The big event this week was in Salisbury, Wiltshire as a staff member and volunteer travelled to The Salisbury Museum for training on “Caring for Social History Collections.” This was particularly thought-provoking as the first part of our discussion looked at how we define ‘social history’ in the first place. Possibly the simplest, ‘working’ definition would be ‘shaped by human intervention with written or artistic provenance and reflecting everyday life’. This helps to distinguish social history from archaeology. However, as we discussed, the parameters can be indistinct, especially when a local collector (and therefore within in a museum’s collecting policy) collects the archaeological item and makes notes about the object in a diary.
We also enjoyed practical exercises writing object condition reports and making observations.
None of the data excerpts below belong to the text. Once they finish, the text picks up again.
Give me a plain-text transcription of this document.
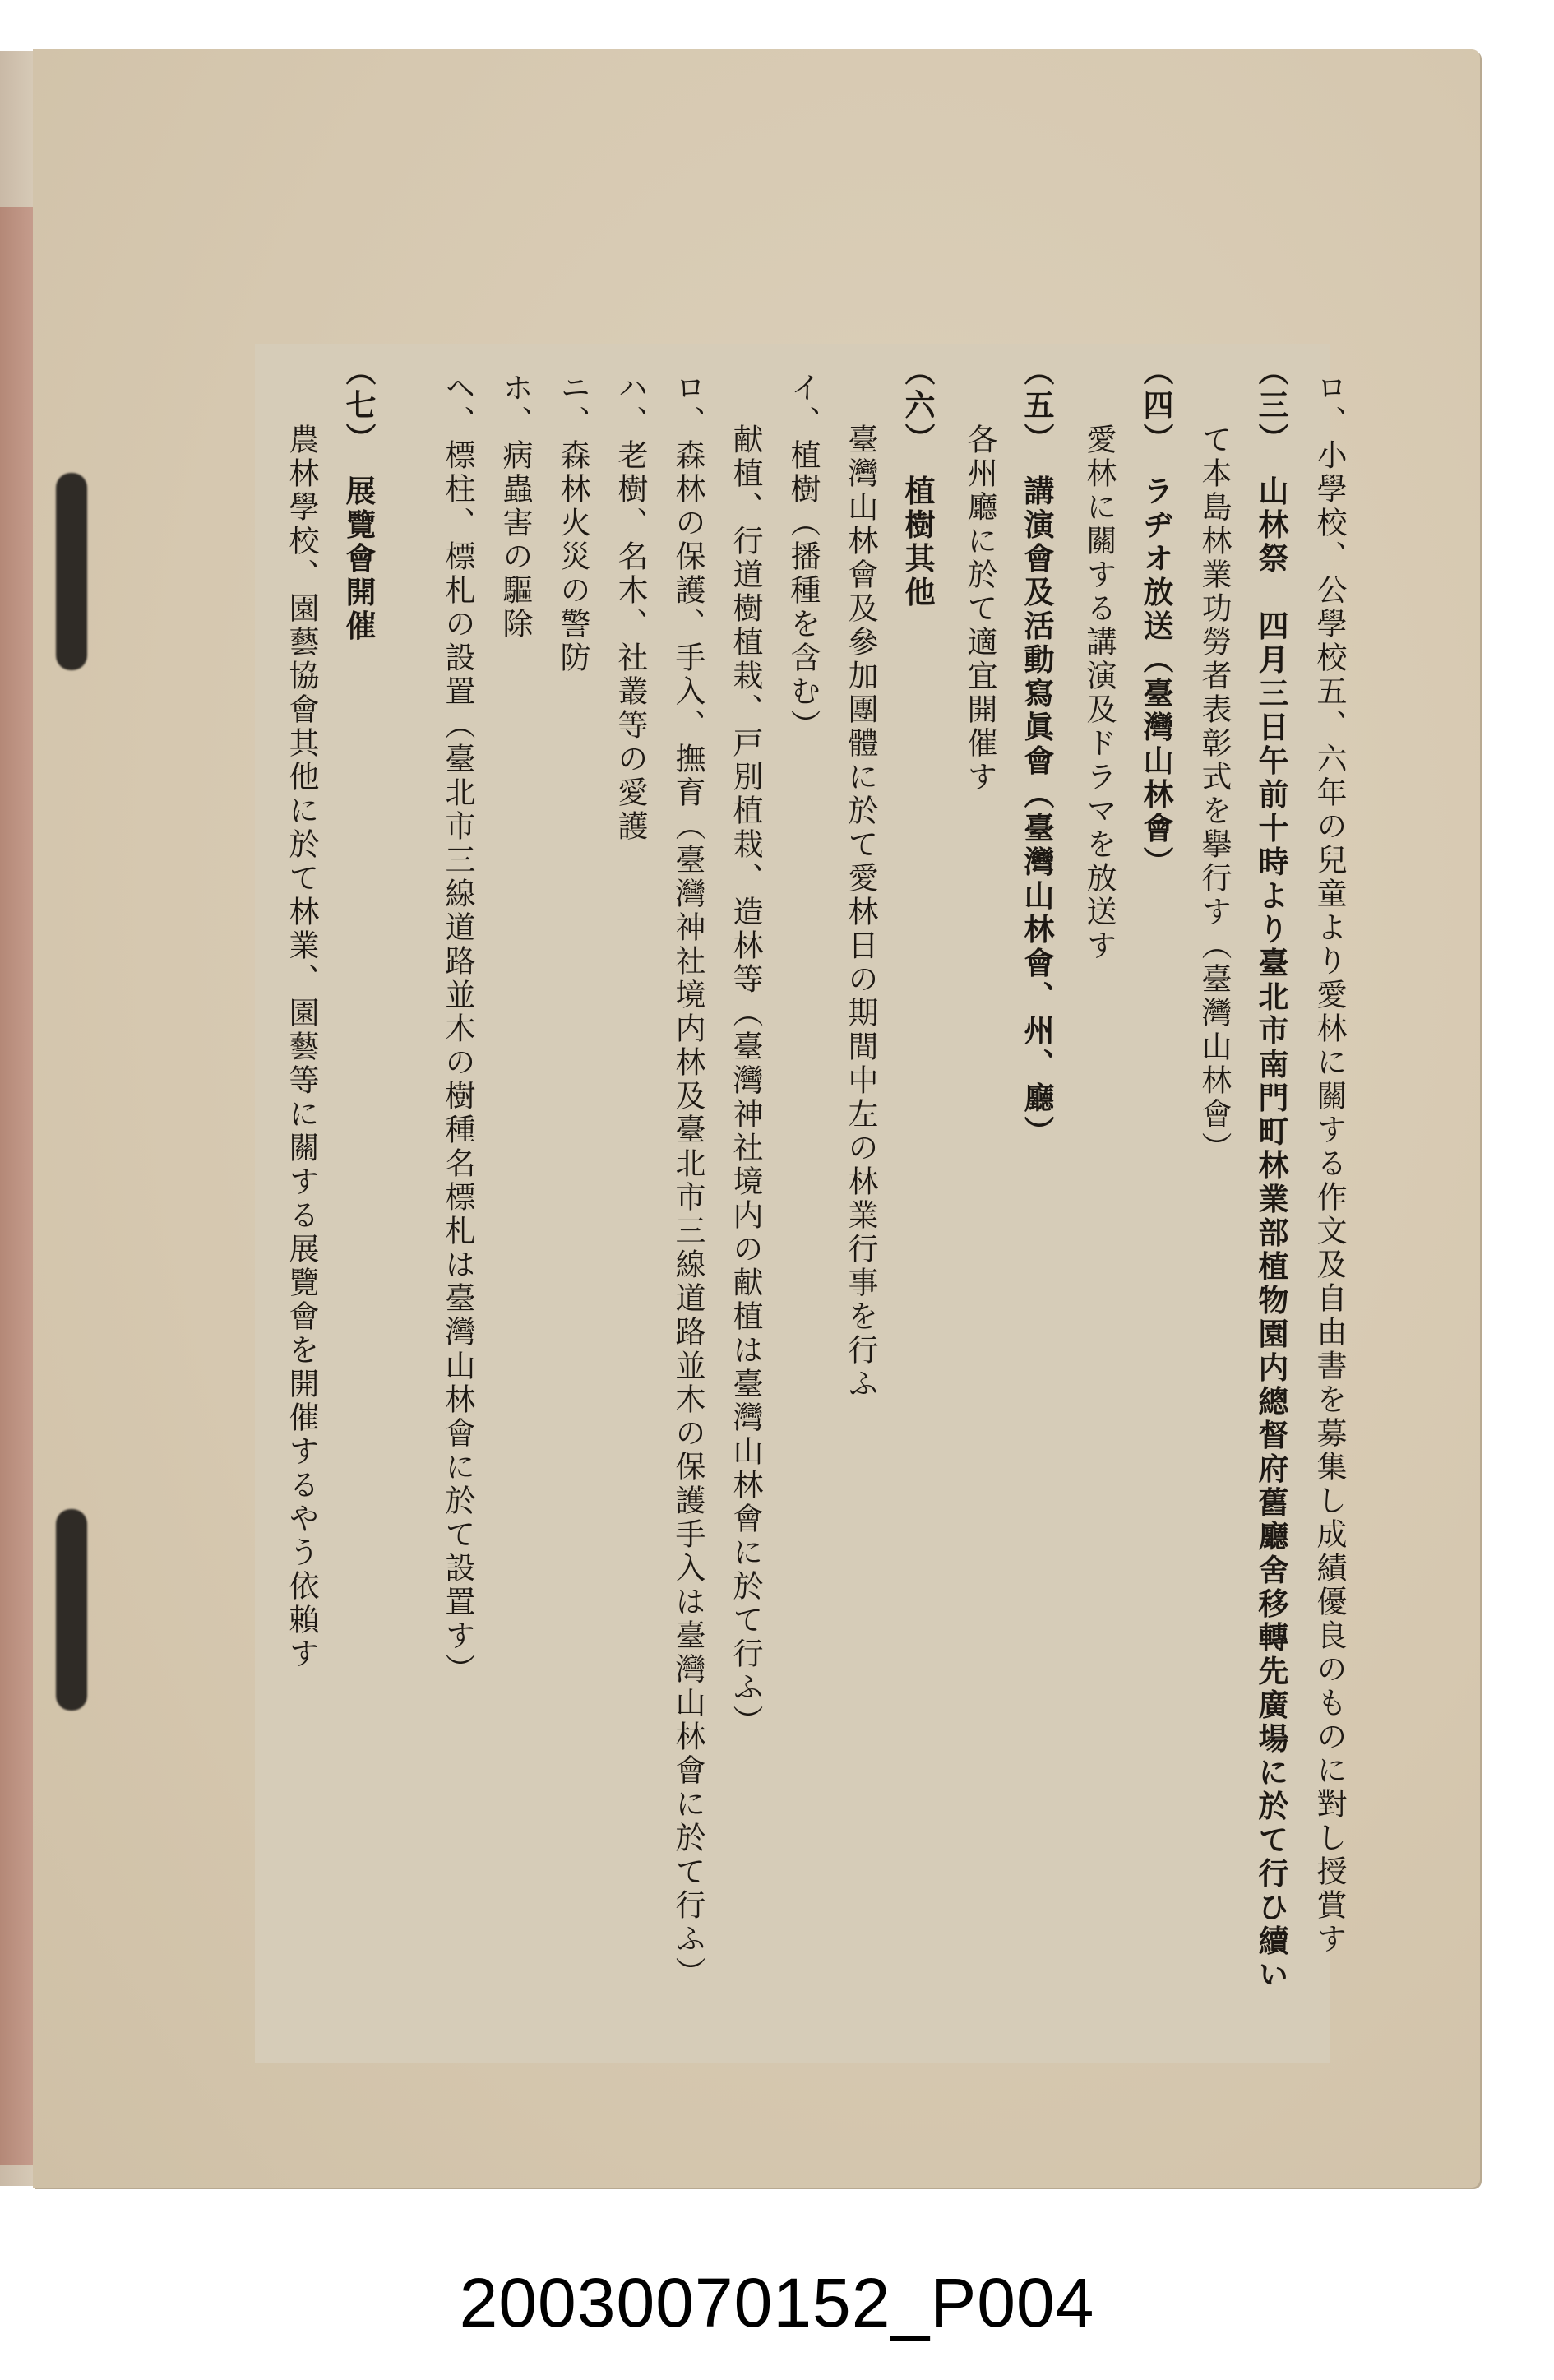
ロ、小學校、公學校五、六年の兒童より愛林に關する作文及自由書を募集し成績優良のものに對し授賞す
（三）　山林祭　四月三日午前十時より臺北市南門町林業部植物園内總督府舊廳舍移轉先廣場に於て行ひ續い
て本島林業功勞者表彰式を擧行す（臺灣山林會）
（四）　ラヂオ放送（臺灣山林會）
愛林に關する講演及ドラマを放送す
（五）　講演會及活動寫眞會（臺灣山林會、州、廳）
各州廳に於て適宜開催す
（六）　植樹其他
臺灣山林會及參加團體に於て愛林日の期間中左の林業行事を行ふ
イ、植樹（播種を含む）
献植、行道樹植栽、戸別植栽、造林等（臺灣神社境内の献植は臺灣山林會に於て行ふ）
ロ、森林の保護、手入、撫育（臺灣神社境内林及臺北市三線道路並木の保護手入は臺灣山林會に於て行ふ）
ハ、老樹、名木、社叢等の愛護
ニ、森林火災の警防
ホ、病蟲害の驅除
ヘ、標柱、標札の設置（臺北市三線道路並木の樹種名標札は臺灣山林會に於て設置す）
（七）　展覽會開催
農林學校、園藝協會其他に於て林業、園藝等に關する展覽會を開催するやう依賴す
20030070152_P004
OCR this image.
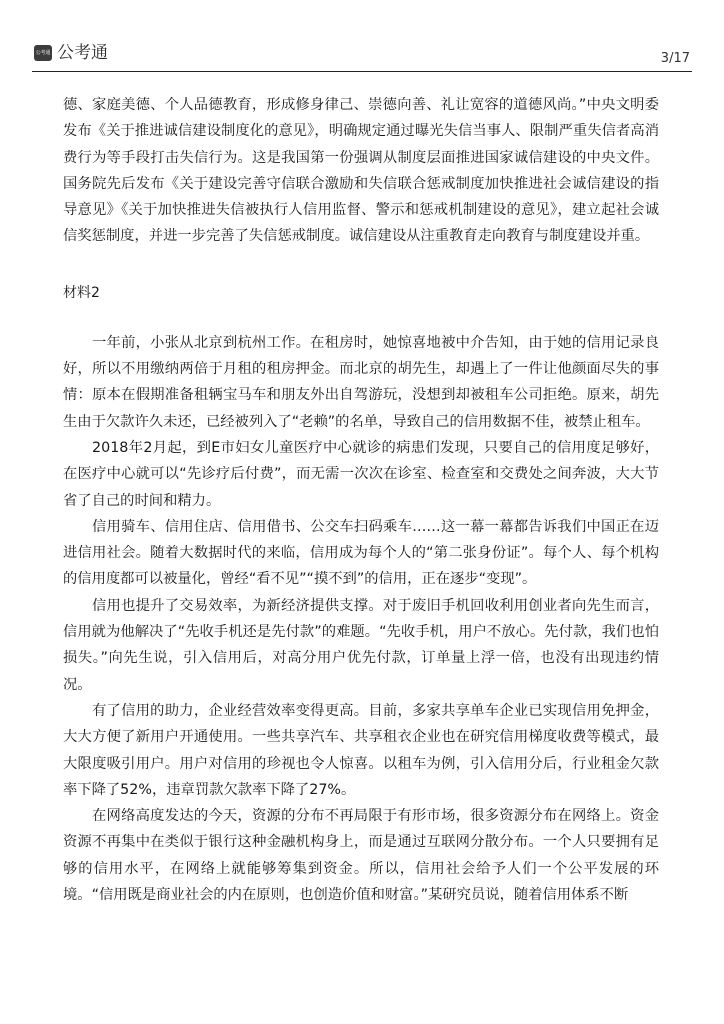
公考通 公考通	3/17

德、家庭美德、个人品德教育，形成修身律己、崇德向善、礼让宽容的道德风尚。”中央文明委发布《关于推进诚信建设制度化的意见》，明确规定通过曝光失信当事人、限制严重失信者高消费行为等手段打击失信行为。这是我国第一份强调从制度层面推进国家诚信建设的中央文件。国务院先后发布《关于建设完善守信联合激励和失信联合惩戒制度加快推进社会诚信建设的指导意见》《关于加快推进失信被执行人信用监督、警示和惩戒机制建设的意见》，建立起社会诚信奖惩制度，并进一步完善了失信惩戒制度。诚信建设从注重教育走向教育与制度建设并重。

材料2

一年前，小张从北京到杭州工作。在租房时，她惊喜地被中介告知，由于她的信用记录良好，所以不用缴纳两倍于月租的租房押金。而北京的胡先生，却遇上了一件让他颜面尽失的事情：原本在假期准备租辆宝马车和朋友外出自驾游玩，没想到却被租车公司拒绝。原来，胡先生由于欠款许久未还，已经被列入了“老赖”的名单，导致自己的信用数据不佳，被禁止租车。

2018年2月起，到E市妇女儿童医疗中心就诊的病患们发现，只要自己的信用度足够好，在医疗中心就可以“先诊疗后付费”，而无需一次次在诊室、检查室和交费处之间奔波，大大节省了自己的时间和精力。

信用骑车、信用住店、信用借书、公交车扫码乘车……这一幕一幕都告诉我们中国正在迈进信用社会。随着大数据时代的来临，信用成为每个人的“第二张身份证”。每个人、每个机构的信用度都可以被量化，曾经“看不见”“摸不到”的信用，正在逐步“变现”。

信用也提升了交易效率，为新经济提供支撑。对于废旧手机回收利用创业者向先生而言，信用就为他解决了“先收手机还是先付款”的难题。“先收手机，用户不放心。先付款，我们也怕损失。”向先生说，引入信用后，对高分用户优先付款，订单量上浮一倍，也没有出现违约情况。

有了信用的助力，企业经营效率变得更高。目前，多家共享单车企业已实现信用免押金，大大方便了新用户开通使用。一些共享汽车、共享租衣企业也在研究信用梯度收费等模式，最大限度吸引用户。用户对信用的珍视也令人惊喜。以租车为例，引入信用分后，行业租金欠款率下降了52%，违章罚款欠款率下降了27%。

在网络高度发达的今天，资源的分布不再局限于有形市场，很多资源分布在网络上。资金资源不再集中在类似于银行这种金融机构身上，而是通过互联网分散分布。一个人只要拥有足够的信用水平，在网络上就能够筹集到资金。所以，信用社会给予人们一个公平发展的环境。“信用既是商业社会的内在原则，也创造价值和财富。”某研究员说，随着信用体系不断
One example was a book mark with a fabric tassel, which presented issues of looking after paper and textile, but also the obvious points could be the ones we miss; as the greatest risk in terms of potential damage would simply be from bending or folding. In addition, the Winchester- themed book mark also presented issues in terms of collecting policy, as clearly Salisbury Museum would not wish to collect this object; but the book mark may have come in a book on Salisbury and be part of the object’s ‘social history.’
We also took part in conservation cleaning exercises and practical cleaning of objects with a variety of materials, including microfibre cloths.
We also learnt it would possibly be best on our next visit to Salisbury and Salisbury Cathedral with Britain’s tallest spire at 123 metres to use the Park and Ride!
The Celebrating Yeovil 2017 Calendar is now in The Courtyard Café, 27 Market Street, Yeovil BA20 1HZ (01935) 472407.
We were also looking at storage of costume this week.